Françoise Dussart (born 14 May 1959 in Paris) is a professor in the Department of Anthropology and the Department of Women's, Gender and Sexuality Studies at the University of Connecticut. Trained in France and Australia, her specialties in social anthropology include Australian Aboriginal society and culture (as well as other Fourth World Peoples), iconography and visual systems, various expressions of gender, ritual and social organization, health and citizenship.

Dussart's career in anthropology began at the Sorbonne, where she studied the ethnolinguistic nuances of West African naming systems, the culture of street performers in Paris, and the slate factories of southern France. She received her Ph.D. degree from the Australian National University for fieldwork with the Warlpiri people living in the Tanami Desert. Since then, she has also devoted herself to curatorial efforts involving the acrylic painting of Central Desert Aborigines.[1] She has published extensively on matters of Oceanian art for scholarly journals and the popular press, in French and in English.
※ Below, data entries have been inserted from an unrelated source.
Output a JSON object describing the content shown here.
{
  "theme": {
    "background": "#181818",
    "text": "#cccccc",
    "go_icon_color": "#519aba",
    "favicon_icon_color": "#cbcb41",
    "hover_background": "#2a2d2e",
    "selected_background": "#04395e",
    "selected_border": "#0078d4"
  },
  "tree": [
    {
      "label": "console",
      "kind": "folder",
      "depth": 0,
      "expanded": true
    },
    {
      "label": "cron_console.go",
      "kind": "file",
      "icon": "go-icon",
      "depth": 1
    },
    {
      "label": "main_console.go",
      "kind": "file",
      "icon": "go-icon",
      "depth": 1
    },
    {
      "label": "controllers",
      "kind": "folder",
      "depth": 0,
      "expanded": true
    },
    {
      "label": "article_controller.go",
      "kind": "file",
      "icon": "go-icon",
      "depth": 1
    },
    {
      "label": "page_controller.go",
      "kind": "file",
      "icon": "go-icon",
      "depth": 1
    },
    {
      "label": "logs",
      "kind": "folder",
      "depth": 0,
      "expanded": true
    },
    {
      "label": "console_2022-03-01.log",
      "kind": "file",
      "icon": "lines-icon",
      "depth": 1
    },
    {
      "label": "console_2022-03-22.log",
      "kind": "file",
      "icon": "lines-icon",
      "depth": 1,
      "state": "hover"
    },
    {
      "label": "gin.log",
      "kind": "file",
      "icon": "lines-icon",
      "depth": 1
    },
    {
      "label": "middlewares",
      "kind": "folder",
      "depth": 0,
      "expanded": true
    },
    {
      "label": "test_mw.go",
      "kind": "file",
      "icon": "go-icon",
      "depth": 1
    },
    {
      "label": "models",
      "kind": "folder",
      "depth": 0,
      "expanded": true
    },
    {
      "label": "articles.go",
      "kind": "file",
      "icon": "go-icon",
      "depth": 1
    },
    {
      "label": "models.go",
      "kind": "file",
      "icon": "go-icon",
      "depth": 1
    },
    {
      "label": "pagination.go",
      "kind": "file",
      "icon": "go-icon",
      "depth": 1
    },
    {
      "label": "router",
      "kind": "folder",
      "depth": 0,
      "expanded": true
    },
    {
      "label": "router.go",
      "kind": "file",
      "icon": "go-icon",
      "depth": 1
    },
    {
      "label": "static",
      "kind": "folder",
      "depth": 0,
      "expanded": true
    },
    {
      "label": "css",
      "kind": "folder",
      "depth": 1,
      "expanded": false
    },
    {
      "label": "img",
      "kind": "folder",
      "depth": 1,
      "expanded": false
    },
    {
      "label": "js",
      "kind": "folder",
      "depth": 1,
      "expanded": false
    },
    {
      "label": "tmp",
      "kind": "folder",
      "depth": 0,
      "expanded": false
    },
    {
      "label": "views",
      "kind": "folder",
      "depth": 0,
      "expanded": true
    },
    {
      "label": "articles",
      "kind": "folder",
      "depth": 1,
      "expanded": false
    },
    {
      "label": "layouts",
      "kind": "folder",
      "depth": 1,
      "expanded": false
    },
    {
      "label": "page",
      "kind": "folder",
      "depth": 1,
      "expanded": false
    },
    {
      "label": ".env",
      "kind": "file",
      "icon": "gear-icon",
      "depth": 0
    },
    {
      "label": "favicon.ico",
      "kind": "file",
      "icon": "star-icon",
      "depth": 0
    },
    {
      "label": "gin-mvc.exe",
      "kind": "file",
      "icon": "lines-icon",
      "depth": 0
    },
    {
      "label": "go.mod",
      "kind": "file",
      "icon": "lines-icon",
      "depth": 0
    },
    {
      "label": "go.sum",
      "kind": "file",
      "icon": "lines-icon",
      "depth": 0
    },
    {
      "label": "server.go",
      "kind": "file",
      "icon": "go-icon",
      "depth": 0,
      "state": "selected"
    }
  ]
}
She has also consulted for numerous museums worldwide, writing catalogs, essays and assisting in general collection development.

She is currently[when?] working on two related projects, a long-term research project, which investigates how indigenized modernity and indigenous ill-health play a prominent part in shaping neo-settler states such as Australia, for which she has published papers on how Warlpiri people from Central Australia cope with chronic ill-health on a daily basis. She curated the first comprehensive major exhibition of contemporary Aboriginal and Torres Strait Islander arts (over 100 artworks) from Australia in Canada, at the Musée de la Civilisation in Quebec City. This exhibition titled Lifelines: Contemporary Indigenous Art from Australia opened 20 October 2015 and will close 6 September 2016. She currently resides in Providence with her husband and children.[2]